WASHINGTON—The credit union trade groups will call on NCUA to rein in its spending when the agency hosts its budget hearing later this week.
On Thursday, at 2 p.m. ET, the board will hold a two-hour public budget briefing. Earlier this month NCUA released its 2017–2018 budget proposal that reflects a more than $8-million increase from the 2016 board approved budget.
NAFCU and CUNA have both expressed praise for NCUA’s move to improve budget transparency, but both also want to see budget reductions.
“We want to express our appreciation to Chairman (Rick) Metsger and Board Member (Mark) McWatters in their improvements to the budget process regarding transparency and allowing stakeholders to comment on the budget,” said CUNA Chief Advocacy Officer Ryan Donovan, before turning over comments to VP Mike Schenk during a press call Monday.
Schenk said that the trade association intends to tell NCUA that it has done a “terrific job” regarding the budget process, and that it has listened to CUNA recommendations and acted on them.
“We think, however, there are several small improvements that than still can be made, and our key message will be that credit unions deserve a smaller and better regulator.”
Schenk noted that annually CUNA conducts an examination survey among its members and that in the recent survey CUs stated that their biggest problem is that exam requirements are placing increasing pressure on credit union resources, making it harder to serve members.

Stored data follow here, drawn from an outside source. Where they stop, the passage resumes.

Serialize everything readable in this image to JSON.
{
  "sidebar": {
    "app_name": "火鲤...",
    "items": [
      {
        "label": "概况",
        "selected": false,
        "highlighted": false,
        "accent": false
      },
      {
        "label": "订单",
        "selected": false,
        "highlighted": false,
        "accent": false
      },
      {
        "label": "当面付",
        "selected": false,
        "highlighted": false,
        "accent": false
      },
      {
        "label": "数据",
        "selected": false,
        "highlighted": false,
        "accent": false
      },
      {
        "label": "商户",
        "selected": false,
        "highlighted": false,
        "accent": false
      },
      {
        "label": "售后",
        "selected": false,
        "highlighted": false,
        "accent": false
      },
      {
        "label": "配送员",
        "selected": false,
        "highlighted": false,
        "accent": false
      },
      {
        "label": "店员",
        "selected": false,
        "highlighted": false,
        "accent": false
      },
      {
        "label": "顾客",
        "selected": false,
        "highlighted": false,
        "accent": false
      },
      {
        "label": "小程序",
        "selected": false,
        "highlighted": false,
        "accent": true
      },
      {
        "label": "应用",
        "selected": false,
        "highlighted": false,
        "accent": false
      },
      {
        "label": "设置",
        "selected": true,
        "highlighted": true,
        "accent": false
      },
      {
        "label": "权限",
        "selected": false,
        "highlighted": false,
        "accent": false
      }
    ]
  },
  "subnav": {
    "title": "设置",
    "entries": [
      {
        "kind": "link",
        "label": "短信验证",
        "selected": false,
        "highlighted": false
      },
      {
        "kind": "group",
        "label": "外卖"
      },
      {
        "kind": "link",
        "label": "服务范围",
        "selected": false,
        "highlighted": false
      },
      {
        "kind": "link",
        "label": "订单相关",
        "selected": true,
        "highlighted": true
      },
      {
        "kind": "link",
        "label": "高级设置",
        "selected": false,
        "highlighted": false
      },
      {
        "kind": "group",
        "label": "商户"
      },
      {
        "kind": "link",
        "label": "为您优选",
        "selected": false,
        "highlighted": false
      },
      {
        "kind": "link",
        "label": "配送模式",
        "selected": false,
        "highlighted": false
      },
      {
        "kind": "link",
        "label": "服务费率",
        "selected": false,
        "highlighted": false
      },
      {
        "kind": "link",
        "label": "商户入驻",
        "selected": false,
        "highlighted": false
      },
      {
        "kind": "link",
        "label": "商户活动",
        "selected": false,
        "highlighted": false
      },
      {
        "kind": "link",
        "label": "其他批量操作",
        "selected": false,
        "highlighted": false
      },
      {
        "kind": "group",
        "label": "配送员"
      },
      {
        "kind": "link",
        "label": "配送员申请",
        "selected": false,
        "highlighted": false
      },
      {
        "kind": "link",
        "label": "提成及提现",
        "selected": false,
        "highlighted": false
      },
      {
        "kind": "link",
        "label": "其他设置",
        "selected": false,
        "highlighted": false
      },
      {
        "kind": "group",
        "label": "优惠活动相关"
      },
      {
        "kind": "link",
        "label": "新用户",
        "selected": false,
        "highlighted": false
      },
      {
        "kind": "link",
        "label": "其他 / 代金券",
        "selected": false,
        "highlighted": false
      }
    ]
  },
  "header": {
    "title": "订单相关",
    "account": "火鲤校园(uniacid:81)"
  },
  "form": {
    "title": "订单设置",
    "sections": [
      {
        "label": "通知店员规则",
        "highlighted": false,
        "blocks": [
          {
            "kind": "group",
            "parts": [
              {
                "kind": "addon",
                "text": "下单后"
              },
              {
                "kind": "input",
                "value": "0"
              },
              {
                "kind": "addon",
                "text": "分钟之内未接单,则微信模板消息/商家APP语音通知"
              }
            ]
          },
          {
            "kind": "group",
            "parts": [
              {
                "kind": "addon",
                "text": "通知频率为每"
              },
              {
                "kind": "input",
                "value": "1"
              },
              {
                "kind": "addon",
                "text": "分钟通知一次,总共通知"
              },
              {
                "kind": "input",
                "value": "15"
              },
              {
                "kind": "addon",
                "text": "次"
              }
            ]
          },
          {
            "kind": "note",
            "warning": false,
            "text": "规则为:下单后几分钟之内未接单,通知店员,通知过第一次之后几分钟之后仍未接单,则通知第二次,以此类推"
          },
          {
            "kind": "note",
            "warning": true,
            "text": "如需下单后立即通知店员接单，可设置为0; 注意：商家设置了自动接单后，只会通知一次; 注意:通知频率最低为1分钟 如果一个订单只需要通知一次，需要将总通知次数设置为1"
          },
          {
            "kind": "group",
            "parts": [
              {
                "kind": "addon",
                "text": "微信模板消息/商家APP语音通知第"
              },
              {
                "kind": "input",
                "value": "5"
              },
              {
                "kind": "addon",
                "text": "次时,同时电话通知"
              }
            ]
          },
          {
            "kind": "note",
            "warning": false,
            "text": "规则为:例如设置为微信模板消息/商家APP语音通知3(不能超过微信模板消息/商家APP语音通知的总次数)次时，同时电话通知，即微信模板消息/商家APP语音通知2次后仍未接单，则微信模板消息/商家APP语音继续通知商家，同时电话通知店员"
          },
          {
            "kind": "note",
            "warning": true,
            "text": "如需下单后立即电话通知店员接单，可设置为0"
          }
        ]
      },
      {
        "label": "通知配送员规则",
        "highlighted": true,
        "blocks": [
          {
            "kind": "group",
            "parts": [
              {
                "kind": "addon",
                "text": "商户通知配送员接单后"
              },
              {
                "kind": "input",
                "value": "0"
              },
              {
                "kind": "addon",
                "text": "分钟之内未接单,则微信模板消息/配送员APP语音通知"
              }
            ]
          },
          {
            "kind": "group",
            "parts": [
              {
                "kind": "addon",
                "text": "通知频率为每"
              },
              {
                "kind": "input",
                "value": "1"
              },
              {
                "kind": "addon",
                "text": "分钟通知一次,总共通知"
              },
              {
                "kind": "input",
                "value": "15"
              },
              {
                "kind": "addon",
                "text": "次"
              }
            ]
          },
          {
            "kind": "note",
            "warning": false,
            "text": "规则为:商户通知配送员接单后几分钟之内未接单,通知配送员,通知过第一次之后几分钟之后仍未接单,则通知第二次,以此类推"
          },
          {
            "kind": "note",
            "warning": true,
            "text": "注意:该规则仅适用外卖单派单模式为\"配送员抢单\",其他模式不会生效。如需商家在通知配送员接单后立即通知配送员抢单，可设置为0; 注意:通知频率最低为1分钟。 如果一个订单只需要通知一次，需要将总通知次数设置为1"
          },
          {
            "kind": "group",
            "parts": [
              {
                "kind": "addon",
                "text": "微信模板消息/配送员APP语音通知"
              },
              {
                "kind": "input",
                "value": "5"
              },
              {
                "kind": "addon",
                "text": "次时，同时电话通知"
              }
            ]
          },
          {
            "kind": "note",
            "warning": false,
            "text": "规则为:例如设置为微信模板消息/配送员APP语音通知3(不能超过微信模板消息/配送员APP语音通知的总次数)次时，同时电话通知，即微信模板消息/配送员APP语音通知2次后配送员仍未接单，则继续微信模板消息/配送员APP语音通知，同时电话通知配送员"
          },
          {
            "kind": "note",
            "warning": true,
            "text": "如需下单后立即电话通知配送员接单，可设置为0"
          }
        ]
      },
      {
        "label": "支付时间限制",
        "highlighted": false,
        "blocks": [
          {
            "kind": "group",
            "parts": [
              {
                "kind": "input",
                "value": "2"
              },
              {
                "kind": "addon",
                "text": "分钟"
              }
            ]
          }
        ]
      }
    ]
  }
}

“The survey finds an astounding 21% of credit union CEOs are dissatisfied with their exam. So, clearly, the NCUA has work to do on that front,” said Schenk.
Pointing out that the financial crisis is now in the rear view mirror and that troubled credit union assets have now declined by about 80% from a high of $43 billion in 2010, Schenk emphasized that NCUA’s budget continues to rise.
“From 2010 NCUA’s budget reflects a 45% increase,” said Schenk. “And in that same period inflation has increased by 9.3%. The NCUA budget has increased more than four times faster than inflation since the financial crisis ended.”
CUNA, too, said Schenk, will tell NCUA that its spending is not in line with that of the FDIC.
“While NCUA spending has increased every year since the crisis ended, FDIC spending has declined each year since 2011,” said Schenk. “NCUA’s 45% budget increase since 2010 is a stark contrast to the FDIC’s 29% budget decline since 2011.”
NAFCU, stated that it too appreciates the additional transparency the budget hearing brings and is asking for greater efficiency from the agency.
“NAFCU has long-sought greater transparency on the budget process from the NCUA,” said President and CEO Dan Berger. “We welcome the opportunity to review the budget in detail, and provide our insightful feedback, as well as our members’, during the Oct. 27 briefing. NAFCU has repeatedly urged the agency to sharpen their pencils and implement spending efficiencies and reduce line items, where possible.”